The other thing is – apologies, it’s cliché time – that lockdown gave me pause for thought. At that point I’d written 22 books in 15 years. By any standards that’s quite a lick but if writing is your job and you need the money, that’s what you will do. Nevertheless, there was always going to be a price for this level of work and for me that was a distinct drop in energy levels plus a desire to either slow the pace of work or vary it so there was time for other things. Given that deadlines are, and always will be, sacrosanct, the only option was to get out and smell the roses for a while. Which is what I have done, literally, by accepting a few hours here and there of paid gardening work. As well as enjoying the fresh air and the physical graft, the time spent outdoors has given me some perspective about my writing life, the gist of which is this: smaller steps all round, less ‘busyness’ and a focus on the future that doesn’t demand that I’m constantly running just to stand still.
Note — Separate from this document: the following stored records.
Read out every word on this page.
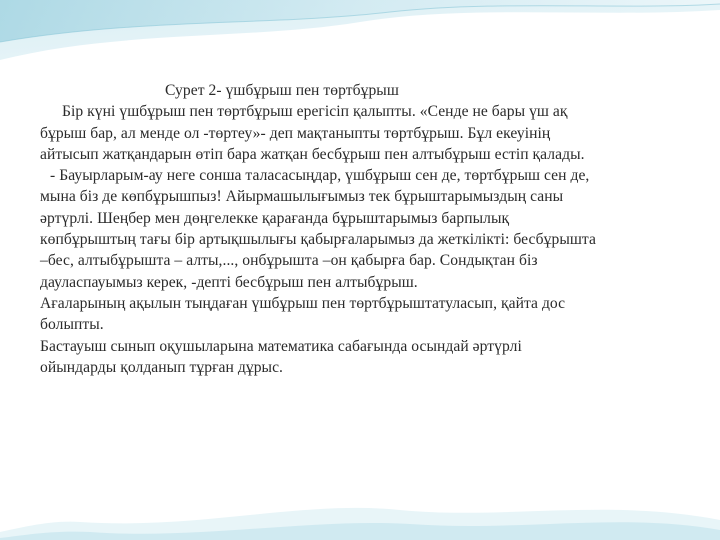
Сурет 2- үшбұрыш пен төртбұрыш
Бір күні үшбұрыш пен төртбұрыш ерегісіп қалыпты. «Сенде не бары үш ақ
бұрыш бар, ал менде ол -төртеу»- деп мақтаныпты төртбұрыш. Бұл екеуінің
айтысып жатқандарын өтіп бара жатқан бесбұрыш пен алтыбұрыш естіп қалады.
- Бауырларым-ау неге сонша таласасыңдар, үшбұрыш сен де, төртбұрыш сен де,
мына біз де көпбұрышпыз! Айырмашылығымыз тек бұрыштарымыздың саны
әртүрлі. Шеңбер мен дөңгелекке қарағанда бұрыштарымыз барпылық
көпбұрыштың тағы бір артықшылығы қабырғаларымыз да жеткілікті: бесбұрышта
–бес, алтыбұрышта – алты,..., онбұрышта –он қабырға бар. Сондықтан біз
дауласпауымыз керек, -депті бесбұрыш пен алтыбұрыш.
Ағаларының ақылын тыңдаған үшбұрыш пен төртбұрыштатуласып, қайта дос
болыпты.
Бастауыш сынып оқушыларына математика сабағында осындай әртүрлі
ойындарды қолданып тұрған дұрыс.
As I type this with fingers reddened from soil, I’m pleased to say that as ever, I’m still open for book projects, commissions, mentoring, teaching, short bits of writing, long bits of writing, speeches, eulogies and scribblings on the back of cig packets. I don’t really know what 2022 holds for me yet, and if I’m honest I don’t much care either. The last two years has proved to us all that the future is unwritten, and that careful planning and expectations of what ‘should be’ are quickly upended by the slings and arrows of outrageous fortune. So be it.